Para o Dia dos Namorados em Lisboa, Miles Kane trouxe rosas e as canções do seu novo álbum Sunlight In The Shadows embora tenham sido os velhos clássicos que nos fizeram ficar.
Os feitos de Miles Kane conseguidos ao lado do seu compincha Alex Turner chegariam para encher uma carreira musical muito bem-sucedida. Desde a guitarra que gravou para o clássico “505”, dos Arctic Monkeys, até aos dois brilhantes álbuns dos Last Shadow Puppets (poderão ver aqui que não sou propriamente imparcial nesta matéria), parece que a criatividade dos dois amigos floresce quando estão juntos. Ainda assim, é um erro pensar que só vale a pena prestar atenção a Miles Kane quando surge em parelha. Desde Colour of the Trap, de 2011, onde conseguimos ouvir claramente a influência Arctic Monkeys-iana (ou será ao contrário?), que Miles nos tem dado, de forma discreta, mas constante, ótimos álbuns de bom e velho rock and roll. Neste Dia dos Namorados que passou, decidi dar uma nova hipótese a este amor antigo e ir ouvir como soavam as novas canções de Sunlight in the Shadows, lançado a 17 de outubro de 2025, nas colunas da sala 2 do Lisboa Ao Vivo.
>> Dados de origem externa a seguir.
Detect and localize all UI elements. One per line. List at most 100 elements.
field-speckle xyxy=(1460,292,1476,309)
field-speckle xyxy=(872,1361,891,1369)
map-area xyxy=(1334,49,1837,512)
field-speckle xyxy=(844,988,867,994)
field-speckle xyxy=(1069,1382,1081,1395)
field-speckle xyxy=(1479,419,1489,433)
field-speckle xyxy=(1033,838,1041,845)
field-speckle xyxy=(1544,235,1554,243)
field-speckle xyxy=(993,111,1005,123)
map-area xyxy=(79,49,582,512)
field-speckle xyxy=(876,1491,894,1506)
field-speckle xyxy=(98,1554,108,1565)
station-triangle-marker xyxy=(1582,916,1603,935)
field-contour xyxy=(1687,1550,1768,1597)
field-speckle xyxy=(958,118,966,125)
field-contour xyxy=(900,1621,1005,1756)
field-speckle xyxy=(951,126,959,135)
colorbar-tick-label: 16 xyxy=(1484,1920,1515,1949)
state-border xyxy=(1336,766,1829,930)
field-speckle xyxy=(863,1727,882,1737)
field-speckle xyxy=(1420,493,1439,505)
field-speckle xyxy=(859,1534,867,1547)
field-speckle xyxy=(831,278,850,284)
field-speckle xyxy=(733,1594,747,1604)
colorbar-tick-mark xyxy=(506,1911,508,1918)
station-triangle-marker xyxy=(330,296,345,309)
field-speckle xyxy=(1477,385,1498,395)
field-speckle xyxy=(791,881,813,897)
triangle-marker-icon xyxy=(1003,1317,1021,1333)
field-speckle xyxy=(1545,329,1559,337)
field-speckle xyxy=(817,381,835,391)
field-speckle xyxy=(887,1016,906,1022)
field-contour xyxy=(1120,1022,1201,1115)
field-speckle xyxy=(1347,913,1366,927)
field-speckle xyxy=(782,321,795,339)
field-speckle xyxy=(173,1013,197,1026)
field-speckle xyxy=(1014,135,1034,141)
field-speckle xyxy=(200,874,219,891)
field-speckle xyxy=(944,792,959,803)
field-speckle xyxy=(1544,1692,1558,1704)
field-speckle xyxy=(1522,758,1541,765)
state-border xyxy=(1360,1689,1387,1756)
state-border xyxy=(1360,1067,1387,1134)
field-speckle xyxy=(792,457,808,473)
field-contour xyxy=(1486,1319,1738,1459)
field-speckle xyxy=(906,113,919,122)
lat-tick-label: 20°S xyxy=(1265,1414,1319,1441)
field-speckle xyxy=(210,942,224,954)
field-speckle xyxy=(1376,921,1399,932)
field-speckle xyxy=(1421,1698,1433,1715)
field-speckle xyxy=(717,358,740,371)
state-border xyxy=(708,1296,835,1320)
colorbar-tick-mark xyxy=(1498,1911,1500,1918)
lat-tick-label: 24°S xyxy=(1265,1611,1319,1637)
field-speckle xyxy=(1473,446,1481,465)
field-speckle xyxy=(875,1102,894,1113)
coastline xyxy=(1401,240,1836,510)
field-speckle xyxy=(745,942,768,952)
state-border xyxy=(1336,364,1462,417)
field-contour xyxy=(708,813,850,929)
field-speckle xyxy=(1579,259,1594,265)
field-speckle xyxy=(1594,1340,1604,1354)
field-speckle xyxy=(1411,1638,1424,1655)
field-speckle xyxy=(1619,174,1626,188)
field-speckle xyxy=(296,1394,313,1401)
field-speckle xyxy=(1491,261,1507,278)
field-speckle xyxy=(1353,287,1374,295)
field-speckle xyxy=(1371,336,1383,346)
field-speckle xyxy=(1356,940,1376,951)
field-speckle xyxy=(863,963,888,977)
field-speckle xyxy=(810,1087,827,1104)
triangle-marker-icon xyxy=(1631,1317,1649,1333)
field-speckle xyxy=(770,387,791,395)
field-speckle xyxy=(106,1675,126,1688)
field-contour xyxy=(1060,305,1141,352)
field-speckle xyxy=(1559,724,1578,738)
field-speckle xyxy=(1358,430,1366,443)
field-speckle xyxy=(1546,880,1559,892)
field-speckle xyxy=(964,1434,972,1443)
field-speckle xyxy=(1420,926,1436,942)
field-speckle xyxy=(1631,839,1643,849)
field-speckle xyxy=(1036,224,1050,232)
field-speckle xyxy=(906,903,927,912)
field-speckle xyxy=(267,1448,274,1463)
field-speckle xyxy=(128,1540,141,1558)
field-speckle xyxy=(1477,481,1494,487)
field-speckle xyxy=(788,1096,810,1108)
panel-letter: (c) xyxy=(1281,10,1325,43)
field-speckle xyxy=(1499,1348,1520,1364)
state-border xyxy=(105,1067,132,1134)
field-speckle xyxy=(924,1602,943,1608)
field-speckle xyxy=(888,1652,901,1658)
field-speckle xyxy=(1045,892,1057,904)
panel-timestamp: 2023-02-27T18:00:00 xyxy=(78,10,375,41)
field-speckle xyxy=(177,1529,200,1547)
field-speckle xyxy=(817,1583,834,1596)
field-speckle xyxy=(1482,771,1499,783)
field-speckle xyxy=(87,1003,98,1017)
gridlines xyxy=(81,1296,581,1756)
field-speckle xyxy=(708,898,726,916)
Miles Kane e a sua banda entraram em palco ao som de “Stand By Me”, de Ben E. King, que soou no PA logo após “Can’t Take My Eyes Off You”, de Frankie Valli. De óculos de sol e com um ramo de rosas vermelhas em punho, Miles terminou aí as referências melosas à data que se celebrava naquele dia, e não perdeu tempo a atacar a setlist que já trazia preparada dos concertos que anda a dar pela Europa.
Apoiado por uma banda completa (e por uma excelente baterista), Miles apresentou uma muito equilibrada degustação de todos os seus álbuns (que já são seis). Incansáveis, a banda fez poucas pausas e atirou-se a versões cheias e um tanto aceleradas de todas as faixas, quer fossem novas ou antigas, dando mostras de serem uma máquina muito bem oleada e das excelentes capacidades de Miles Kane enquanto front-man. Embora tenham sido as canções de Colour of the Trap a suscitar as reações mais entusiasmadas – que maravilha foi voltar a ouvir ao vivo “Rearrange”, “Inhaler” e a homónima “Colour of the Trap” – foi refrescante perceber que as canções mais recentes, sobretudo as do novo álbum, conseguiam ombrear perfeitamente com os “clássicos”. Por exemplo, a jam rock de “Sing a Song To Love” não deixou de nos surpreender e de nos fazer pensar que não faria mal nenhum a Alex Turner pôr os olhos no amigo e na forma como aplica os seus dotes de guitarrista.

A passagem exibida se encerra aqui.